Oconee County Real Estate
Real Estate Terms | E
Earnest Money
The deposit money given to the seller or his agent by
the potential buyer upon the signing of the agreement
of sale to show that he is serious about buying the
house. If the sale goes through, the earnest money is
applied against the downpayment. If the sale does not
go through, the earnest money will be forfeited or lost
unless the binder or offer to purchase expressly provides
that it is refundable.
Easement Rights
A right- of- way granted to a person or company authorizing
access to or over the owner's land. An electric company
obtaining a right- of- way across private property is
a common example.
Economic Obsolescence
Loss of useful life and desirability of a property through
economic forces, such as change in zoning, changes in
traffic flow, etc., rather than deterioration.
Encroachment
An obstruction, building, or part of a building that
intrudes beyond a legal boundary onto neighboring private
or public land, or a building extending beyond the building
line.
Encumbrance
A legal right or interest in land that affects a good
or clear title, and diminishes the land's value.
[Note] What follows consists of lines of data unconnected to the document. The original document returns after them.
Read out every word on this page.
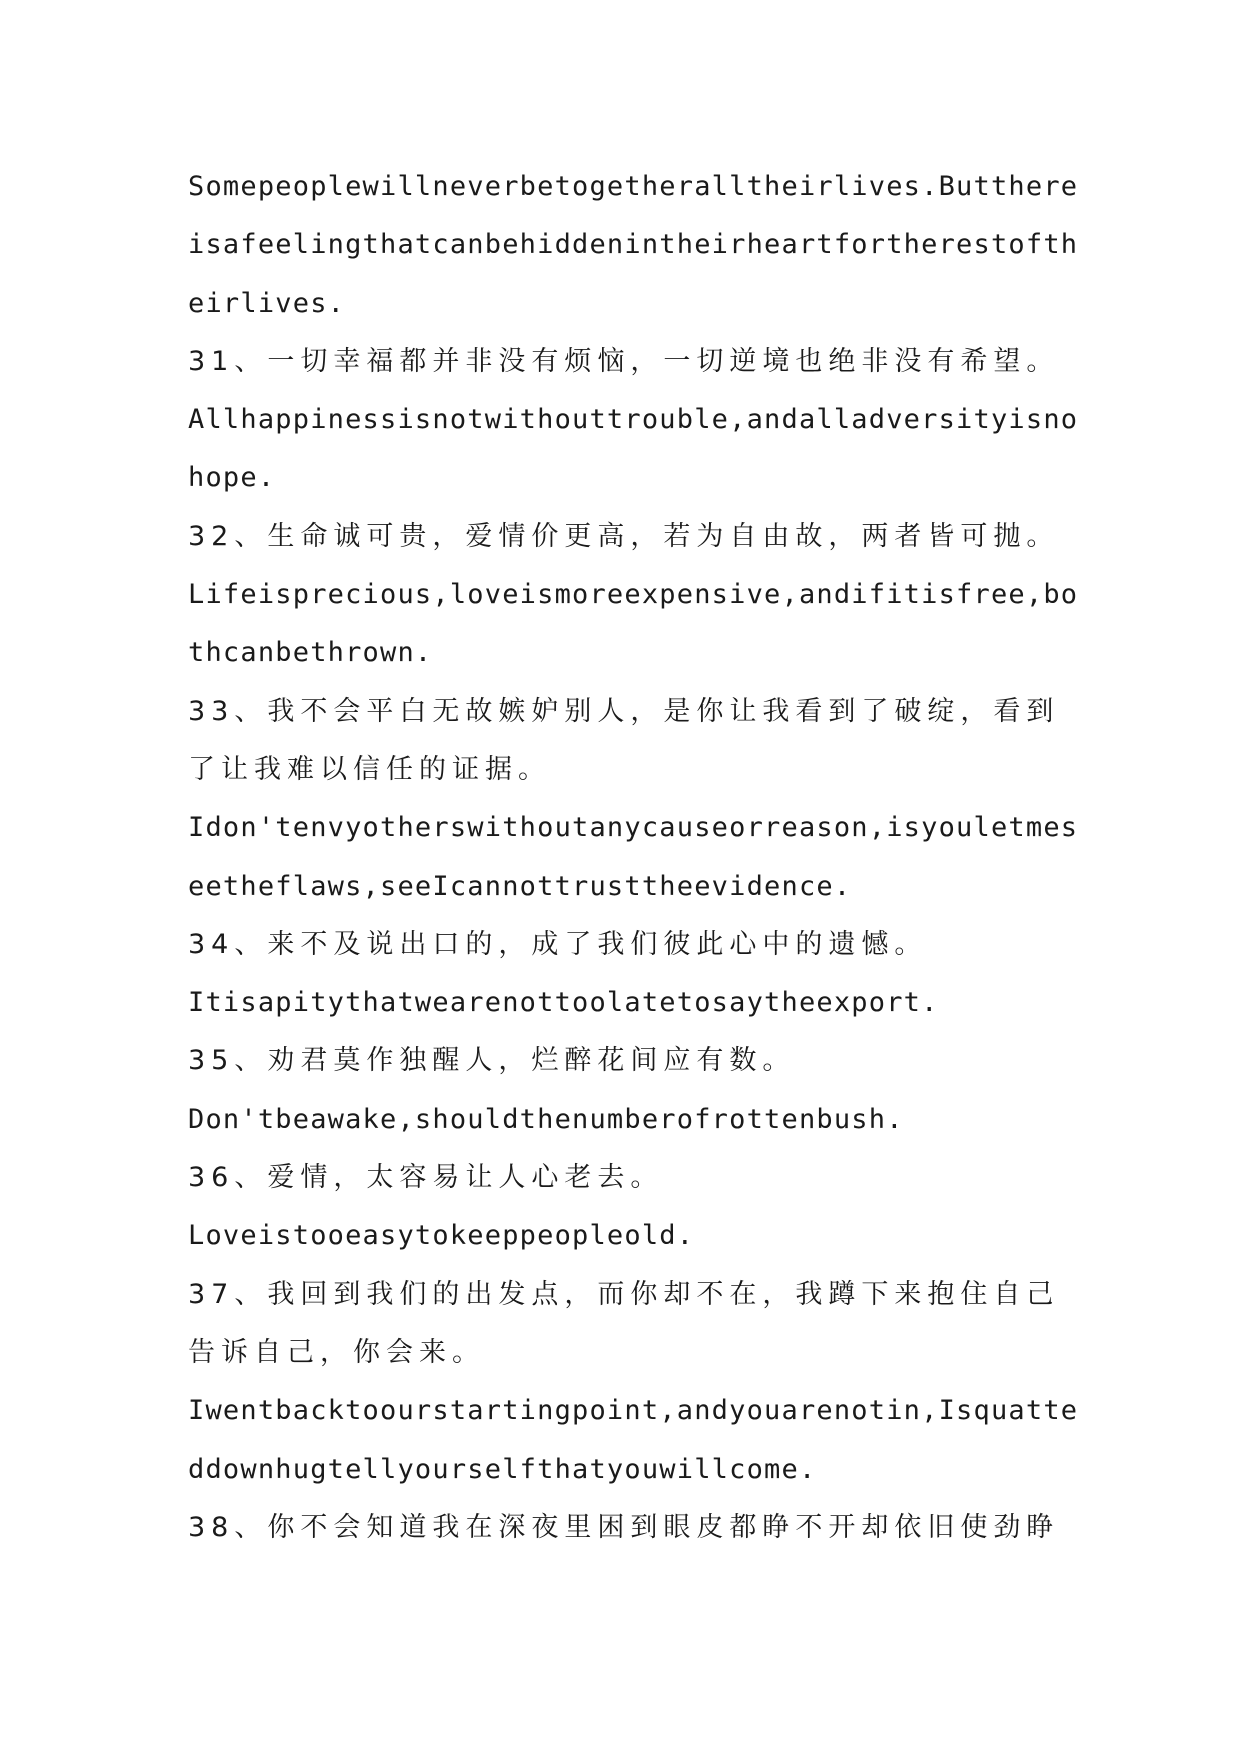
Somepeoplewillneverbetogetheralltheirlives.Butthere
isafeelingthatcanbehiddenintheirheartfortherestofth
eirlives.
31、一切幸福都并非没有烦恼，一切逆境也绝非没有希望。
Allhappinessisnotwithouttrouble,andalladversityisno
hope.
32、生命诚可贵，爱情价更高，若为自由故，两者皆可抛。
Lifeisprecious,loveismoreexpensive,andifitisfree,bo
thcanbethrown.
33、我不会平白无故嫉妒别人，是你让我看到了破绽，看到
了让我难以信任的证据。
Idon'tenvyotherswithoutanycauseorreason,isyouletmes
eetheflaws,seeIcannottrusttheevidence.
34、来不及说出口的，成了我们彼此心中的遗憾。
Itisapitythatwearenottoolatetosaytheexport.
35、劝君莫作独醒人，烂醉花间应有数。
Don'tbeawake,shouldthenumberofrottenbush.
36、爱情，太容易让人心老去。
Loveistooeasytokeeppeopleold.
37、我回到我们的出发点，而你却不在，我蹲下来抱住自己
告诉自己，你会来。
Iwentbacktoourstartingpoint,andyouarenotin,Isquatte
ddownhugtellyourselfthatyouwillcome.
38、你不会知道我在深夜里困到眼皮都睁不开却依旧使劲睁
It
can take numerous forms, such as zoning ordinances,
easement rights, claims, mortgages, liens, charges,
a pending legal action, unpaid taxes, or restrictive
covenants. An encumbrance does not legally prevent transfer
of the property to another. A title search is all that
is usually done to reveal the existence of such encumbrances,
and it is up to the buyer to determine whether he wants
to purchase with the encumbrance, or what can be done
to remove it.
Escalation Clause
A clause in a lease providing for an increased rent
at a future time due to increased costs to lessor, as
in cost of living index, tax increases, etc.
Escheat
The reverting of property to the state in the absence
of heirs.
Estate
The ownership interest of a person in real property.
Is also used to refer to a deceased person's property.
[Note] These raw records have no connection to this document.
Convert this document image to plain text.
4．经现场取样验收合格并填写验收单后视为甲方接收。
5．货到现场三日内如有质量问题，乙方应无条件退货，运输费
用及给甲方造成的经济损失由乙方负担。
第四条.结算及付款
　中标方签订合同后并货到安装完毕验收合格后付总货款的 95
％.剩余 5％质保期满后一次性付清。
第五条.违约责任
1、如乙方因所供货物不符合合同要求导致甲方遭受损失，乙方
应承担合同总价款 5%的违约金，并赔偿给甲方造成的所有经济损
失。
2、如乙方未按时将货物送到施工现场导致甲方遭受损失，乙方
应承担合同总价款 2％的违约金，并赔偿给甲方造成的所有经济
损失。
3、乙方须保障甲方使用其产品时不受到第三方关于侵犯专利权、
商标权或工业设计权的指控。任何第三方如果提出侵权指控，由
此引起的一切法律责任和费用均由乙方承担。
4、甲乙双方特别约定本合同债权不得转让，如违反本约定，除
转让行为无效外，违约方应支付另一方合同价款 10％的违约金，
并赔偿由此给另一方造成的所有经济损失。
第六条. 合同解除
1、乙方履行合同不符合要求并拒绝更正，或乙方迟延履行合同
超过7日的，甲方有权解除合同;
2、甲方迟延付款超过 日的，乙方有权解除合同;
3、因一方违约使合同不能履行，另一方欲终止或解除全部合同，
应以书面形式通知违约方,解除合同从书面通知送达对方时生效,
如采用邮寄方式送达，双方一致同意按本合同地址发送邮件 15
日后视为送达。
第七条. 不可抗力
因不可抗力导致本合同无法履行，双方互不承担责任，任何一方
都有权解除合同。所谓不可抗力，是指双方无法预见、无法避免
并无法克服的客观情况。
And often used to describe a large home with spacious
grounds
Equity
The value of a homeowner's unencumbered interest in
real estate. Equity is computed by subtracting from
the property's fair market value the total of the unpaid
mortgage balance and any outstanding liens or other
debts against the property. A homeowner's equity increases
as he pays off his mortgage or as the property appreciates
in value. When the mortgage and all other debts against
the property are paid in full the homeowner has 100%
equity in his property.
Escrow
Funds paid by one party to another (the escrow agent)
to hold until the occurrence of a specified event, after
which the funds are released to a designated individual.
In FHA mortgage transactions an escrow account usually
refers to the funds a mortgagor pays the lender at the
time of the periodic mortgage payments. The money is
held in a trust fund, provided by the lender for the
buyer. Such funds should be adequate to cover yearly
anticipated expenditures for mortgage insurance premiums,
taxes, hazard insurance premiums, and special assessments.